If you can, it does not mean that you have a
short answer: not always - it depends on what you do with the actors.
If you have a lot of long-lived actors in your system, each of which contains a few states and interact with each other from time to time, you may well end up with a million actors - and this is a legitimate use case, very well supported by Akka. For example, you can create a system with a large number of users, where each user is represented by an actor. The pure Akka actor takes only 300 bytes of memory, so it is possible to create millions on one machine and leave them to work without worrying about anything. And if in the end you create many actors or actors with a large state that they no longer fit into the memory of one machine, cluster sharding simplifies the distribution of actors across several machines.
However, if you have several types of actors that are involved in calculating something — for example, parsing an XML document — it’s doubtful to create millions of such actors (whether directly or through a router).
The processor has a fixed number of cores (hardware threads) at its disposal, and the processing of messages by Akka actors is performed in the ExecutionContext based on the thread pool. By default, this is a fork-join-executor based on ForkJoinPool, added in Java 7.

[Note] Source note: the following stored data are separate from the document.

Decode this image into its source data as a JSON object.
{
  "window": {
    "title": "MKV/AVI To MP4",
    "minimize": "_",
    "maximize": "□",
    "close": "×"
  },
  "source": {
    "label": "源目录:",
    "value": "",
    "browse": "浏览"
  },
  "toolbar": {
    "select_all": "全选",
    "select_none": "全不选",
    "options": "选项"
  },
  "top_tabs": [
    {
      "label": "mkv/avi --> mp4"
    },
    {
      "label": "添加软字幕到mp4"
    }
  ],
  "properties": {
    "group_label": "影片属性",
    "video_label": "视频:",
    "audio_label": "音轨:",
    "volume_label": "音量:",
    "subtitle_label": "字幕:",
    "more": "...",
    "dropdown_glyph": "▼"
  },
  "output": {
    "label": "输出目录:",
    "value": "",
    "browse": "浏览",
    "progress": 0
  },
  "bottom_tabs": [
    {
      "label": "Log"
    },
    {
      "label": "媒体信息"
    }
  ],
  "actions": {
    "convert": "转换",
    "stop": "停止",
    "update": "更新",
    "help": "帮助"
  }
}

But, despite its technical advantage, forkjoinpool is not a magic that repeals the laws of physics. If you have one million actors, each of which analyzes an XML document (already loaded into memory) and 4 hardware streams, the system will not work much better than if you only had 4 actors analyzing these XML documents (with condition of uniform load). In fact, your system will work much better with 4 actors, because there will be only minimal overhead in terms of memory planning and management. By the way, if there are only a few actors on your system, check your thread pool, which is probably trying to reuse the same thread for the same actor.
In general, the system will not work faster if you create a lot of actors.
Actors without state
Actors are object-oriented correctly (unlike, say, from objects in Java): their state is not visible from the outside, and they communicate through messages. It is impossible to break the encapsulation, because it is impossible to look into the state of the actor during its operation. That's the whole point of the actors: they give you the illusion of a safe space in which messages are executed sequentially, one after another, allowing you to use the changing state inside your actor without worrying about the race condition (well, almost without worrying: the main thing is not to allow the state to leak).
That is why the use of actors who do not have a state is somewhat strange, to say the least. With the exception of the actors who control the monitoring of large parts of the hierarchy of the actor's system (for example, setting up backup supervisors), the actors are really designed to work with long calculations that have state. Speaking long, I mean that the actor will process several messages throughout its life, producing different results depending on its state, as opposed to one-time calculations. For them, futures are an excellent abstraction: they allow asynchronous code execution, are ideal for networking or disk-related computing (or really processor-intensive tasks), can be composited, and have a failure handling mechanism.
In general: do not use actors, if you do not have a state - they are not intended for this.